Appeal from the United States District Court for the District of Arizona Diane J. Humetewa, District Judge, Presiding Argued and Submitted September 16, 2025 Phoenix, Arizona Before: COLLINS, MENDOZA, and DESAI, Circuit Judges.
Defendant-Appellant Kendall Anagal appeals his conviction, after a jury
trial, for three counts of aggravated sexual abuse and one count of abusive sexual
contact with a minor. See 18 U.S.C. §§ 2241(c), 2244(a)(5); see also id. § 1153
(applying these provisions to “[a]ny Indian who commits” such a crime “within the
Indian country”). We have jurisdiction pursuant to 28 U.S.C. § 1291. We affirm.
I
Anagal challenges the district court’s decision to admit the testimony of the
Government’s expert, Dr. Wendy Dutton, a forensic psychologist specializing in
* This disposition is not appropriate for publication and is not precedent except as provided by Ninth Circuit Rule 36-3. child sex abuse, under Federal Rules of Evidence 702, 401, 402, and 403. While
we generally review a ruling on the admissibility of expert testimony for abuse of
discretion, United States v. Velazquez, 125 F.4th 1290, 1293 (9th Cir. 2025), the
Government contends that we should review for plain error because Anagal
assertedly failed to properly preserve his objection for appeal. We need not decide
this issue, however, because under either standard of review, the district court did
not err in admitting Dutton’s testimony.
Anagal argues that, because Dutton was never required to establish a clear
methodology or a “potential rate of error” for her conclusions, the district court
erred in qualifying her as an expert concerning certain characteristics of child
sexual abuse victims, including delayed disclosure of abuse. But “the law grants a
district court . . . broad latitude when it decides how to determine reliability” for
purposes of Rule 702’s standards governing expert testimony. Kumho Tire Co. v.

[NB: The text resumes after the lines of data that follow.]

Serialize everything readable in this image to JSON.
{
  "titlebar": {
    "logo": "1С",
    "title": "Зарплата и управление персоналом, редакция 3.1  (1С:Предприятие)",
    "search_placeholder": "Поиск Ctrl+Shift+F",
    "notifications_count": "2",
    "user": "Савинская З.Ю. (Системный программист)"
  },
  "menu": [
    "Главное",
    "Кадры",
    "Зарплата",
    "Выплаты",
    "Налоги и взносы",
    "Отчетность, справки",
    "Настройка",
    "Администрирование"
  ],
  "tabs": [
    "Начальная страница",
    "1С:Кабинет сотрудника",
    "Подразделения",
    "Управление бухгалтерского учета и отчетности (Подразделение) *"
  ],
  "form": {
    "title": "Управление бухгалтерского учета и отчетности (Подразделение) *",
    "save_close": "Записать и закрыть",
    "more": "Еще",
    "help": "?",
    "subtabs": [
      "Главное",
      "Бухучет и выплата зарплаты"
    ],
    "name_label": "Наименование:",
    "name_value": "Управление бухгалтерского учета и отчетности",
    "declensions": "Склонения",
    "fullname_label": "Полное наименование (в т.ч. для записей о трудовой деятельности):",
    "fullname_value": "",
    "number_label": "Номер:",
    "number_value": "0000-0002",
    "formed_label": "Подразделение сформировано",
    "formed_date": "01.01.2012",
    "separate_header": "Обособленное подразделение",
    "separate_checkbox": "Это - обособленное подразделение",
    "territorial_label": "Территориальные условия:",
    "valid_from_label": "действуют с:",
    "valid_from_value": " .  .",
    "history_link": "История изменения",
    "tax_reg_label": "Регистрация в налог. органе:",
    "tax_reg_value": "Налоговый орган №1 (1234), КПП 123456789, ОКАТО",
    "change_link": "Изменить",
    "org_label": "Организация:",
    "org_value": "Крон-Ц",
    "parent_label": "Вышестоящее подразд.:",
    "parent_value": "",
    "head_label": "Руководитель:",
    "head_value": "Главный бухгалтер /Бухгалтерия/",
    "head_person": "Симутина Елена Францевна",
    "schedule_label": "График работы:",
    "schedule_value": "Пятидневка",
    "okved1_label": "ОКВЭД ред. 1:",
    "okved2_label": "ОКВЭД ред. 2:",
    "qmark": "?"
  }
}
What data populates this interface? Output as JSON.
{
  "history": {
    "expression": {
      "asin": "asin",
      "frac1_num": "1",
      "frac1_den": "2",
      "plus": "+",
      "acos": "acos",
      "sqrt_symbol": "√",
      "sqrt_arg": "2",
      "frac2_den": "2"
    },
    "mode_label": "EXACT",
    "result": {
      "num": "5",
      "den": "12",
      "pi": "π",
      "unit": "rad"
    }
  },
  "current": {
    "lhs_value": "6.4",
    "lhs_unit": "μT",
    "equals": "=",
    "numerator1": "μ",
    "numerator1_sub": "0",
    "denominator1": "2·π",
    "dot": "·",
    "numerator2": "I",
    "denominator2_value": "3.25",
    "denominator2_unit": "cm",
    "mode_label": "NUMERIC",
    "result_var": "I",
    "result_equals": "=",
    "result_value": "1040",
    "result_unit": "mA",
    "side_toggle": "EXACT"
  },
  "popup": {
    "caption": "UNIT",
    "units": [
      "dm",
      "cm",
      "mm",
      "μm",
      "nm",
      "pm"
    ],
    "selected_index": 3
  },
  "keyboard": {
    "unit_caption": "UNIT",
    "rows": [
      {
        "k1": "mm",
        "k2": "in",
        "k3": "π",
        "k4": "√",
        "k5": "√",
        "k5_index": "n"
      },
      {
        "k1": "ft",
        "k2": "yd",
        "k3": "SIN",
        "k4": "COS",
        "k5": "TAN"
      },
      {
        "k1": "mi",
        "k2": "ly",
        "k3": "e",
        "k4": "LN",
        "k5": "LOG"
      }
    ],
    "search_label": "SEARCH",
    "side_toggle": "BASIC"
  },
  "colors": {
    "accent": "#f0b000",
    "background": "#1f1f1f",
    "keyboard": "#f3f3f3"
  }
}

Carmichael, 526 U.S. 137, 142 (1999) (emphasis omitted). Dutton made clear that
her general conclusions, including that delayed disclosure was “common,” were
based on both her review of the relevant literature and the thousands of forensic
interviews she had conducted over nearly 40 years working in the field. Kumho
makes clear that the specific reliability factors it identifies (such as a “potential rate
of error”) “do not constitute a definitive checklist or test” and that the Rule 702
“gatekeeping inquiry must be tied to the particular facts of a particular case.” Id. at
2 150 (simplified). Given the nature of Dutton’s testimony, which sought to describe
certain observed phenomena in generalized terms and did not make case-specific
judgments or employ precise numerical parameters, the district court did not abuse
its discretion in concluding that Dutton’s testimony was based on sufficiently
reliable methods and did not require articulation of a purported error rate. See id.
at 153; United States v. Hankey, 203 F.3d 1160, 1169 (9th Cir. 2000).
The district court also did not abuse its discretion in concluding that
Dutton’s testimony was relevant, see FED. R. EVID. 401, 402, and that its probative
value was not substantially outweighed by a danger of unfair prejudice, see FED. R.
EVID. 403. The district court reasonably concluded that Dutton’s testimony was
relevant because it addressed what Dutton characterized as “some of the common
myths about child sexual abuse: how victim[s] react to, disclose, and respond to
such abuse and why.” Moreover, Dutton’s “testimony had significant probative
value in that it rehabilitated (without vouching for) the victim’s credibility after she
was cross-examined about the reasons she delayed reporting.” United States v.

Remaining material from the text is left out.